Michael Colivet (29 March 1882 – 4 May 1955) was an Irish Sinn Féin politician. He was Commander of the Irish Volunteers in Limerick during the 1916 Easter Rising. He was elected as a Sinn Féin MP for the Limerick City constituency at the 1918 general election. In January 1919, Sinn Féin MPs refused to recognise the Parliament of the United Kingdom and instead assembled at the Mansion House in Dublin as a revolutionary parliament called Dáil Éireann. At the official roll call, Colivet was marked "fé ghlas ag Gallaibh" (imprisoned by the foreign enemy). Like many other elected Irish MPs he was interned in a British prison at the time.

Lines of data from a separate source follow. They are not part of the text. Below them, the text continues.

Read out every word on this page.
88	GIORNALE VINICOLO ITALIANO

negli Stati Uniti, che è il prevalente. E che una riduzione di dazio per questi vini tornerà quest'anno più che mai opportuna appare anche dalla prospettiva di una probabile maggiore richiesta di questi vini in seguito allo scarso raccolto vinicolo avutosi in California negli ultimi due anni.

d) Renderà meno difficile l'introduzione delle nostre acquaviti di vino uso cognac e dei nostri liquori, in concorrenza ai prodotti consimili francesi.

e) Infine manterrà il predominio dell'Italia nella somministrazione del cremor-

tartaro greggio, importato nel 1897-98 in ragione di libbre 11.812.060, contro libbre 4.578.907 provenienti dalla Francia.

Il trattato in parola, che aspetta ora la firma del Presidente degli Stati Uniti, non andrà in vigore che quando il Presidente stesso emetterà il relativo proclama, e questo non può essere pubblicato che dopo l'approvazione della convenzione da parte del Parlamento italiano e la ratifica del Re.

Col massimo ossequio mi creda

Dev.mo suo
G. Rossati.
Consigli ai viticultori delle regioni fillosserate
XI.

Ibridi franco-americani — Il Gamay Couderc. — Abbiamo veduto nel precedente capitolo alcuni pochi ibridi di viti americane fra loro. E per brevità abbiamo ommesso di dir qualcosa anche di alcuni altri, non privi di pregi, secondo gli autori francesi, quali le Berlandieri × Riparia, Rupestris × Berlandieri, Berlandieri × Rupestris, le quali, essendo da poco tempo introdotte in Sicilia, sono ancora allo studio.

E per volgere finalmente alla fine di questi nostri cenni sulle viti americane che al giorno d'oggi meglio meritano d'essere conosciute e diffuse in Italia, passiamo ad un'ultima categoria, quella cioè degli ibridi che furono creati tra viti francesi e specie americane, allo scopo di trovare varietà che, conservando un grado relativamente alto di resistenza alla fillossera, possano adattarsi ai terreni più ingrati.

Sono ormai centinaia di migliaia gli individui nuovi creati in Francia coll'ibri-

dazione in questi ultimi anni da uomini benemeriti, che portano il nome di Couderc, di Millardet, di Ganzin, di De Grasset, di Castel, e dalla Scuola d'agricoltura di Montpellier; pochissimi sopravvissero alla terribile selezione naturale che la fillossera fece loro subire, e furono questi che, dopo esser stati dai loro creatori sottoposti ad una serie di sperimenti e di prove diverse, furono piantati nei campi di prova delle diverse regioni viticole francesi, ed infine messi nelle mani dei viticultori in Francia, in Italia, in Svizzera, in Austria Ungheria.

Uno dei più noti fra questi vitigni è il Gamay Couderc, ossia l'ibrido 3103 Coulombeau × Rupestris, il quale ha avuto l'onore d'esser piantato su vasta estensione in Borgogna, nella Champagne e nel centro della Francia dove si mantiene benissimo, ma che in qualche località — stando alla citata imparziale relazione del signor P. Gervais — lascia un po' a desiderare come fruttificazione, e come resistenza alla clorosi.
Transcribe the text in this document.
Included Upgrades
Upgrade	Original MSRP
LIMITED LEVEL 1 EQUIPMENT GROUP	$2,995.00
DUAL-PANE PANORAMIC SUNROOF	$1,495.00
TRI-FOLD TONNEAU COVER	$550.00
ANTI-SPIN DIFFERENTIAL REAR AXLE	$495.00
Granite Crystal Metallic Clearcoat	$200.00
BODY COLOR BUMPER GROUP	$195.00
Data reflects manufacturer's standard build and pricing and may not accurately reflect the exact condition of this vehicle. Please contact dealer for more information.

He was re-elected unopposed at the 1921 elections for the Limerick City–Limerick East constituency. He opposed the Anglo-Irish Treaty and voted against it, stating in the Dáil debate:
"I am now asked to throw out the Republican Government and accept the status of a Dominion within the British Empire. Many men can find it within themselves to reconcile such with their previous views and opinions whether they were expressed in oaths or in any other form whatsoever. That is their business. I am only concerned with mine, and my point of view is, I cannot do that thing. I have declared myself a Republican, and have been elected a Republican, and I will never willingly become a subject of the British Empire".
He was again re-elected unopposed at the 1922 general election as an anti-Treaty Sinn Féin Teachta Dála (TD) but did not take his seat in the Dáil as he did not recognise the legitimacy of the Third Dáil. He lost his seat at the 1923 general election.